Ty Brown made her feel alive and desirable and special. So after the first few days of being mortified by the way she’d all but melted in his arms, she’d decided not to fight it. She’d decided to enjoy it—whatever it was. She was way too wary to call it anything more than chemistry and infatuation, regardless of what it felt like. She only knew that every time her phone rang or her text alert sounded, her heart went a little haywire. He’d called every day. Sometimes twice a day. He sent her silly e-mails and sexy text messages.
More than once in the past three weeks, Kayla had caught her grinning at her phone and called her on it.
“Commando Cutie’s getting frisky, is he?”
“Don’t you have shelves to stock?” was her standard reply, even though Jess knew she wasn’t fooling Kayla.

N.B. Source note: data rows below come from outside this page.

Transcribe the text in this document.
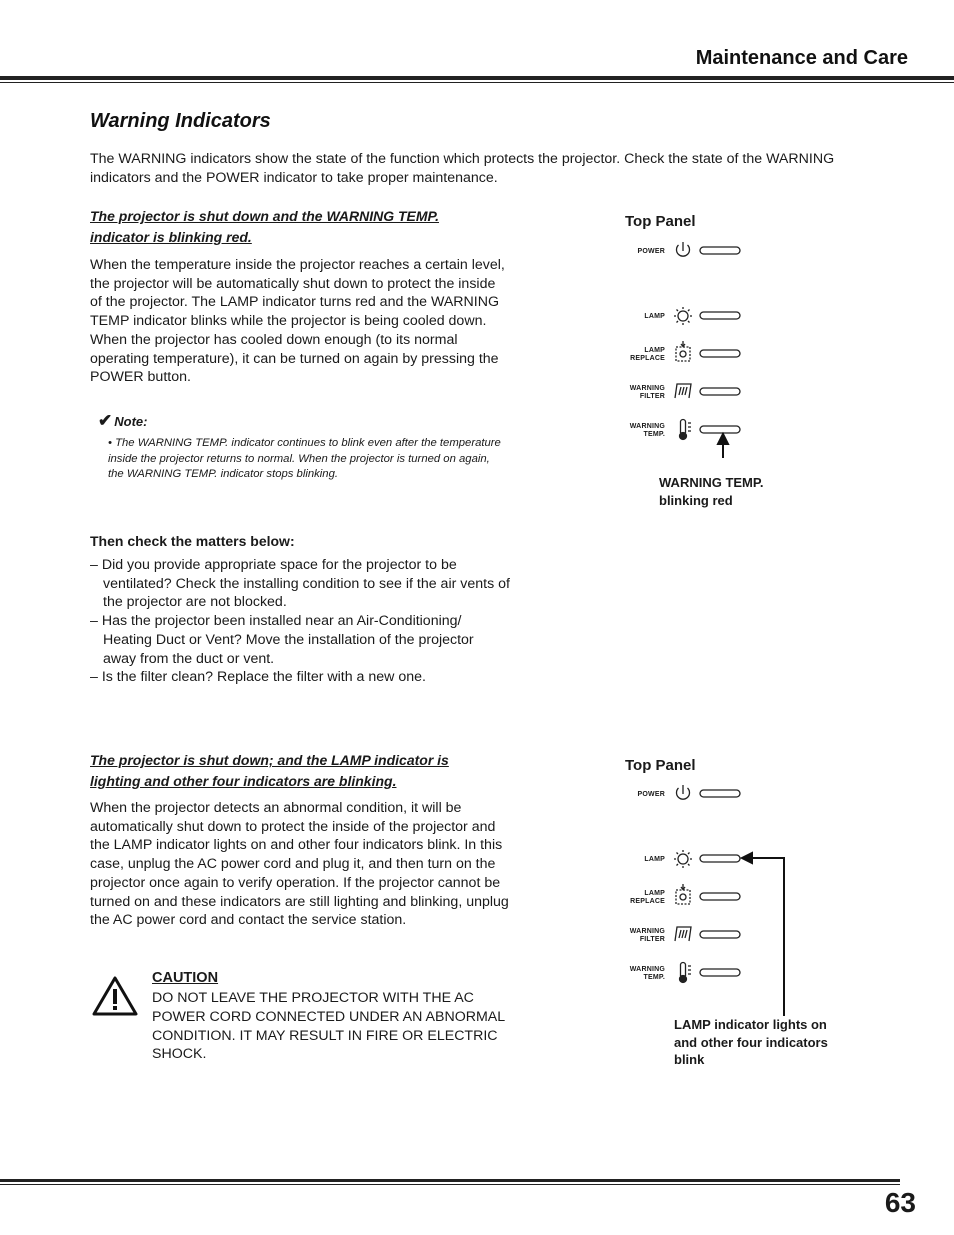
Maintenance and Care
Warning Indicators
The WARNING indicators show the state of the function which protects the projector. Check the state of the WARNING indicators and the POWER indicator to take proper maintenance.
The projector is shut down and the WARNING TEMP. indicator is blinking red.
When the temperature inside the projector reaches a certain level, the projector will be automatically shut down to protect the inside of the projector. The LAMP indicator turns red and the WARNING TEMP indicator blinks while the projector is being cooled down. When the projector has cooled down enough (to its normal operating temperature), it can be turned on again by pressing the POWER button.
✔ Note:
• The WARNING TEMP. indicator continues to blink even after the temperature inside the projector returns to normal. When the projector is turned on again, the WARNING TEMP. indicator stops blinking.
Then check the matters below:
– Did you provide appropriate space for the projector to be ventilated? Check the installing condition to see if the air vents of the projector are not blocked.
– Has the projector been installed near an Air-Conditioning/ Heating Duct or Vent? Move the installation of the projector away from the duct or vent.
– Is the filter clean? Replace the filter with a new one.
Top Panel
POWER
LAMP
LAMP
REPLACE
WARNING
FILTER
WARNING
TEMP.
WARNING TEMP. blinking red
The projector is shut down; and the LAMP indicator is lighting and other four indicators are blinking.
When the projector detects an abnormal condition, it will be automatically shut down to protect the inside of the projector and the LAMP indicator lights on and other four indicators blink. In this case, unplug the AC power cord and plug it, and then turn on the projector once again to verify operation. If the projector cannot be turned on and these indicators are still lighting and blinking, unplug the AC power cord and contact the service station.
CAUTION
DO NOT LEAVE THE PROJECTOR WITH THE AC POWER CORD CONNECTED UNDER AN ABNORMAL CONDITION. IT MAY RESULT IN FIRE OR ELECTRIC SHOCK.
Top Panel
POWER
LAMP
LAMP
REPLACE
WARNING
FILTER
WARNING
TEMP.
LAMP indicator lights on and other four indicators blink
63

“When’s he coming back?” was Kayla’s stock retort.
“Who said anything about him coming back?”
“You know, you can go to hell for lying.”
“Oh, for the days when the younguns respected their elders.”
And so it went. But tonight was the night. Ty was coming back, and she felt like one electric, twitchy nerve because of it.
She’d finally found Bear’s leash when the hose at the gas pump dinged, alerting her that she had yet another customer outside.
“You act like you’re looking for someone.” Kayla again. Too astute.
“I’m ready for the day to be over is all,” Jess lied. What she was ready for was for the night to begin.
That was the other decision she’d made. She was an adult. With needs… needs that she’d stored in dry dock too long. Everything would change between her and Ty tonight. It was going to get physical… and she could hardly draw a deep breath thinking about it.
Hearing him talk about Maya that day on the lake, about how he’d loved her, how he would always love her, had somehow made her accept that she could do that, too. She could always love J.R. But it was OK for her to open up to her own feelings now. It made it all right. Ty was moving on with his life. It was time she moved on, too, regardless of what happened between them in the long term, because the long term was something she wasn’t looking for—not with Ty.